Madame la Présidente,
Mesdames et Messieurs les députés,
Chers amis,
Je suis né au Liberia, pays qui a été fondé par une société philanthropique américaine de colonisation. C’est à l’âge de 5 ans que j’arrive à Paris… Waw,le choque ! Des blancs partout ! Je ne croise plus de noir… Ah si, de temps en temps… Je découvre le mot communauté, les blancs, les blacks, les beurs, les jaunes et entends pour la première fois le mot nègre…
Qu’est-ce qu’être un nègre ? Je ne le sais pas. Je suis noir de peau, je suis né dans un pays autrefois sous le joug d’une puissance coloniale américaine et je ne le sais pas.
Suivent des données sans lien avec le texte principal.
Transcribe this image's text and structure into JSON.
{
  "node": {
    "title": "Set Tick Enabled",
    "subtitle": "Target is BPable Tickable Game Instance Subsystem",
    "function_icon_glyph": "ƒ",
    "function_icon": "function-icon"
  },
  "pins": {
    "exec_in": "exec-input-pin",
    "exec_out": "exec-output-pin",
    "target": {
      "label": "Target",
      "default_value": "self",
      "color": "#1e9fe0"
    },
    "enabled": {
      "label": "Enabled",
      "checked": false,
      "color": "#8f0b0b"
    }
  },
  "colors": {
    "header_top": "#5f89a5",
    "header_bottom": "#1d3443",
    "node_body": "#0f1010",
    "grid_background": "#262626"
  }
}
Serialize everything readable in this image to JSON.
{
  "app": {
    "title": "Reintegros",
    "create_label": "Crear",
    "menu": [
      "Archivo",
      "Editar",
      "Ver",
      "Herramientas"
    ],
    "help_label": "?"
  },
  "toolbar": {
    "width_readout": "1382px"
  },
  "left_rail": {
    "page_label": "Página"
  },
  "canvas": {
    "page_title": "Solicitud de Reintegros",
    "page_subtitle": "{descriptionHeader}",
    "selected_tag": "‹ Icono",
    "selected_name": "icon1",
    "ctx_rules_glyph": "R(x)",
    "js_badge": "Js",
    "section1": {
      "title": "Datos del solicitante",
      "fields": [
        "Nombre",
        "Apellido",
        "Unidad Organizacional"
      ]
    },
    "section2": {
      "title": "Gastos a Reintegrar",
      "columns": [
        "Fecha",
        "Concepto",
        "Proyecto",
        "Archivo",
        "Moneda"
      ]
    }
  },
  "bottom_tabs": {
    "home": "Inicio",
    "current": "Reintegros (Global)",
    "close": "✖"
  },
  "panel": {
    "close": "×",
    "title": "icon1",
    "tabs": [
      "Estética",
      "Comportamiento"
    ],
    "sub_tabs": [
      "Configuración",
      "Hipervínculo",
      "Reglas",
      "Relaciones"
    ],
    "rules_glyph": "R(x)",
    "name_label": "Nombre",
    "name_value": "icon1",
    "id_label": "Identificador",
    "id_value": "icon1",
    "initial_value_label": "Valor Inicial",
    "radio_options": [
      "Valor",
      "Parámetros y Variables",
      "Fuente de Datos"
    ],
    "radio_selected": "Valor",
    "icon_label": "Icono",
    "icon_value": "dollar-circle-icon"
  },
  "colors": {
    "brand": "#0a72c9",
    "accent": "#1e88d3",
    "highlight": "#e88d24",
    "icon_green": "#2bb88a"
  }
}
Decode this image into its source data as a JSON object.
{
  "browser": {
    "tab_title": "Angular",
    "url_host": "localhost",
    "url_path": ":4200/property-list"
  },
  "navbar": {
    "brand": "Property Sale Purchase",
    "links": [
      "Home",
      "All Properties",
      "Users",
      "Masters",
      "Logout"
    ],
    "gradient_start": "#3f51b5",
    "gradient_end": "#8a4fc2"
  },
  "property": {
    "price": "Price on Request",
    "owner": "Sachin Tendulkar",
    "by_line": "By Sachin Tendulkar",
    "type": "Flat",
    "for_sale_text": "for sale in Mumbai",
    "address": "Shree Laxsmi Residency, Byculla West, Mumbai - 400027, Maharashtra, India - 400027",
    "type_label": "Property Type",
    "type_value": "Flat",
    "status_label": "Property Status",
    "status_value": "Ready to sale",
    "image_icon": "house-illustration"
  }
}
Quand j’étais à l’école, mes professeurs changeaient leurs enseignements sur le colonialisme, le colonialisme changeait avec eux. Certains passaient la période sous silence. J’ai eu un jour, le malheur de contredire un de mes professeurs et j’ai eu le droit à ces mots d’une violence rare : « Vous ! Les noirs, les arabes… Vous venez chez nous, on vous donne à manger, on vous permet d’apprendre à lire et à écrire… Pas le temps de finir sa phrase… Je découvre la révolte, le racisme, la différence.
Oui, mon meilleur ami venait de se faire tabasser pas des skins, il s’est retrouvé paralysé à l’âge de 11 ans avec un œil en moins. Je ne peux plus m’exprimer, mon seul mode d’expression est la violence !
J’arrive en Belgique à l’âge de 14 ans, je découvre la boxe, je lis Gandhi, Martin Luther King, Aimé Césaire …
Mais à l’école, l’histoire ne change pas… Même si on avait le droit à une opinion plus tranchée et exotique.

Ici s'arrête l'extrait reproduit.